Victor Doolakeh Taryor, hospital administrator of a small rural hospital in Liberia, said that his facility, "like other health institutions in Liberia, was poorly equipped to deal with any outbreak of this proportion."  

It's in these rural areas that, beyond lack of resources, misinformation and mistrust wrought by years of palm oil concessions and other forms of government mismanagement have undermined efforts to contain the Ebola crisis. Crisis responders in the beginning of the outbreak reported that Liberians believed that Ebola was a scam created by the government to attract foreign aid, as well as other beliefs that Ebola wasn't as big of an issue as the international community was saying it was. 

This mistrust, in some cases, led to Liberians ignoring health messages on how to prevent the virus from spreading, such as hiding family members in their homes rather than bringing them into health facilities for help. This helped Ebola to spread in a way it hadn't in neighboring countries.

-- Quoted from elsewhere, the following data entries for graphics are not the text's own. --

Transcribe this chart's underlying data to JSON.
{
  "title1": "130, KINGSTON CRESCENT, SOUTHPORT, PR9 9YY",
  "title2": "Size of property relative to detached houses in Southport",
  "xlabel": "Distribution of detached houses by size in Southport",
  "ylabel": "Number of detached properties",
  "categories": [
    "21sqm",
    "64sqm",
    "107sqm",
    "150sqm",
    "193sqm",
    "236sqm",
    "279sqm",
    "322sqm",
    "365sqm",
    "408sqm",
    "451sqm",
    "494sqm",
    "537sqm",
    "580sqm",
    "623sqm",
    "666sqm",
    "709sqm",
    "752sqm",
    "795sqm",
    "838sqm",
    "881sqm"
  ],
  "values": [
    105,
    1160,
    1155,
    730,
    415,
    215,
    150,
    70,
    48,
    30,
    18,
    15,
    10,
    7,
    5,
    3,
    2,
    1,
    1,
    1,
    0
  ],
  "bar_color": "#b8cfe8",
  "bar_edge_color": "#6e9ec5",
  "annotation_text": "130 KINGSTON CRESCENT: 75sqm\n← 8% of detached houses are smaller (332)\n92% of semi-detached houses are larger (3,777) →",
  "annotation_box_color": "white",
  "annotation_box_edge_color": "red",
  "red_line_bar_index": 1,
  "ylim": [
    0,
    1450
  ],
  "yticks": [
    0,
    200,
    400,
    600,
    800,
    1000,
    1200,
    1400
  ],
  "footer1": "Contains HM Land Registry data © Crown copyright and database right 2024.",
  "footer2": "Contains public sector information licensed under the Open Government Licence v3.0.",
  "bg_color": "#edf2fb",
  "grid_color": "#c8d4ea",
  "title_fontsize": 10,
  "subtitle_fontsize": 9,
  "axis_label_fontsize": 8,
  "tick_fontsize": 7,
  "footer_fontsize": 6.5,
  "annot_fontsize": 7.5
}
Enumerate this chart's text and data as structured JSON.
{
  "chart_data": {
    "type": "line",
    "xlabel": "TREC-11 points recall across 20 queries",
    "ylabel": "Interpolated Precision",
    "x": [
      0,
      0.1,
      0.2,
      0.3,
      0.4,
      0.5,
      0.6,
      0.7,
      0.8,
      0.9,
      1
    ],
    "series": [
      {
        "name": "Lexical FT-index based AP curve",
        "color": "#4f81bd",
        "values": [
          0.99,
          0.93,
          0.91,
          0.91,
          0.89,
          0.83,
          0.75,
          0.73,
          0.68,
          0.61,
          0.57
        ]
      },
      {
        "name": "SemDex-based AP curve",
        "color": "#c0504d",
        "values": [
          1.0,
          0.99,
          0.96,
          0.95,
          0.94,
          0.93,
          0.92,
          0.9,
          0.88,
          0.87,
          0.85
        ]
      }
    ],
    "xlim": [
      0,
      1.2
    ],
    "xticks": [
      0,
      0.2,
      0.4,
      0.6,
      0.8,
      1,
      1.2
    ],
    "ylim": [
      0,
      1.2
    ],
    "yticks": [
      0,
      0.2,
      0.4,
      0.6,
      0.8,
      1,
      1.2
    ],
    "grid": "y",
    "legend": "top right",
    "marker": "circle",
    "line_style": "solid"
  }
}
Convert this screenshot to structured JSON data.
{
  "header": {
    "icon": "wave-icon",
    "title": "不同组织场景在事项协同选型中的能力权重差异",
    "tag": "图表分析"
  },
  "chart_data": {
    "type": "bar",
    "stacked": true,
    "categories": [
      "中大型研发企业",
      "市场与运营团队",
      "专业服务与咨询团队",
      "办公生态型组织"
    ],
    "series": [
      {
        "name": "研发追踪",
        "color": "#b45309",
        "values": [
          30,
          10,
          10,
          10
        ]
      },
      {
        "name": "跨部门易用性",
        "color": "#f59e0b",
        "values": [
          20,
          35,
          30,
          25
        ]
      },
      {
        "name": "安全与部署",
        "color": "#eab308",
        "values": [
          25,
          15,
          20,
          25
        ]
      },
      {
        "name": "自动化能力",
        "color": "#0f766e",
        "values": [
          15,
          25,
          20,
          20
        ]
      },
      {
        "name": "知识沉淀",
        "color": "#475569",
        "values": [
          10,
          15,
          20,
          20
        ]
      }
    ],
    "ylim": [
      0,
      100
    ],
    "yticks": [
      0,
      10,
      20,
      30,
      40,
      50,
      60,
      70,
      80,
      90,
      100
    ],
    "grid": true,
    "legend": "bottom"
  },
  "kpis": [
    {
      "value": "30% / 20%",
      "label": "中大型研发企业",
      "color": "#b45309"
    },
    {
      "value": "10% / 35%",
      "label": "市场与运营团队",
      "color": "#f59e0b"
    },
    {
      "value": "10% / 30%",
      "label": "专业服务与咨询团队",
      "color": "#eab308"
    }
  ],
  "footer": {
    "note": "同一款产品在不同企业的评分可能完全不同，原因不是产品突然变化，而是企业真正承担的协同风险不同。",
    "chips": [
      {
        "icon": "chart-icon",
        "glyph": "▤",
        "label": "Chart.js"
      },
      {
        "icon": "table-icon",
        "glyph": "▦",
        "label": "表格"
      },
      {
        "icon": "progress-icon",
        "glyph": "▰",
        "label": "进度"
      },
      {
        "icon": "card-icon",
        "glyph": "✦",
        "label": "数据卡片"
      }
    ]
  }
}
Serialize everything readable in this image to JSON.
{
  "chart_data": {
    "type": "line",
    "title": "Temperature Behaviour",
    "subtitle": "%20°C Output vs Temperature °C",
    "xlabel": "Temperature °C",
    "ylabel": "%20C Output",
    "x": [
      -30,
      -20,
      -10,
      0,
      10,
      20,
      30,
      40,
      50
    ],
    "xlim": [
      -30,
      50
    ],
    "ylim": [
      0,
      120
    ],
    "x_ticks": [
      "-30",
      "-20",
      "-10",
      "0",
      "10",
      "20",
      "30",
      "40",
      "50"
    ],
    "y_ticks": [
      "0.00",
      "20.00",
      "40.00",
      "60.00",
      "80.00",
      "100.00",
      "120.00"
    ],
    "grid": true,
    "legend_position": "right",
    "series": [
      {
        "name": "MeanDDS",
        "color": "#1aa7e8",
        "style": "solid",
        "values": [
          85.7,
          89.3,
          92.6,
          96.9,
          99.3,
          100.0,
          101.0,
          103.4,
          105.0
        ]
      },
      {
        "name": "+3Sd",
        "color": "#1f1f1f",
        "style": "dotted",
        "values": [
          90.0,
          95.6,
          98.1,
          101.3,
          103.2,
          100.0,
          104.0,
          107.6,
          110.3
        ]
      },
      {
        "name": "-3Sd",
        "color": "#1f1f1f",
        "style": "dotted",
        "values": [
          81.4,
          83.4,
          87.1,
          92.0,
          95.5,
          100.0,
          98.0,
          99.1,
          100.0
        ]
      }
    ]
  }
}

Sabrina Monuza Karim, a Ph.D. candidate in political science at Emory University, recently ran a survey in rural Grand Bassa County, the same county where Yeabah lives, to gather information on where villagers think the Ebola crisis in the country originated. Fifty-seven percent of respondents said they thought Ebola was brought to Liberia by foreigners, as opposed to other options on the survey, including Ebola coming from touching other people with Ebola or from eating bushmeat.

In her research, Karim has seen resentment broil in the rural areas from the mismanagement of concessions, like the palm oil plantations, but also as a result of minimal benefits pouring into the local communities despite the presence of foreign NGOs and peacekeeping missions.

Source: AP

Liberia's future is uncertain. While Medicins Sans Frontier recently announced that "the international response is finally getting off the ground," health care providers are still preparing for a long battle ahead. Cooperation from many of the same rural Liberians that have spent recent years staving off the advancements of the palm oil companies on their land will be pivotal, placing them in a position where they must trust government and international partners coming into their villages working to curb the spread of the virus.  

In mid-November, the World Health Organization reported that the largest number of new cases were in Grand Bassa and Grand Cape Mount, two counties where the palm oil sector is expanding.

"I think the whole 'Ebola is from outside' thing has to do with people's lack of understanding of biological sciences, but also the assumption that the world exploits and abuses poor Liberians," said Mukpo. "If the outbreak jumps back up, it's going to be in places like [Grand Bassa County]. Monrovians got the hint this last time: Ebola is real and it's ... scary. I think that hasn't fully seeped into some of the far flung places and that distrust could fuel more carelessness with the sick and the dead."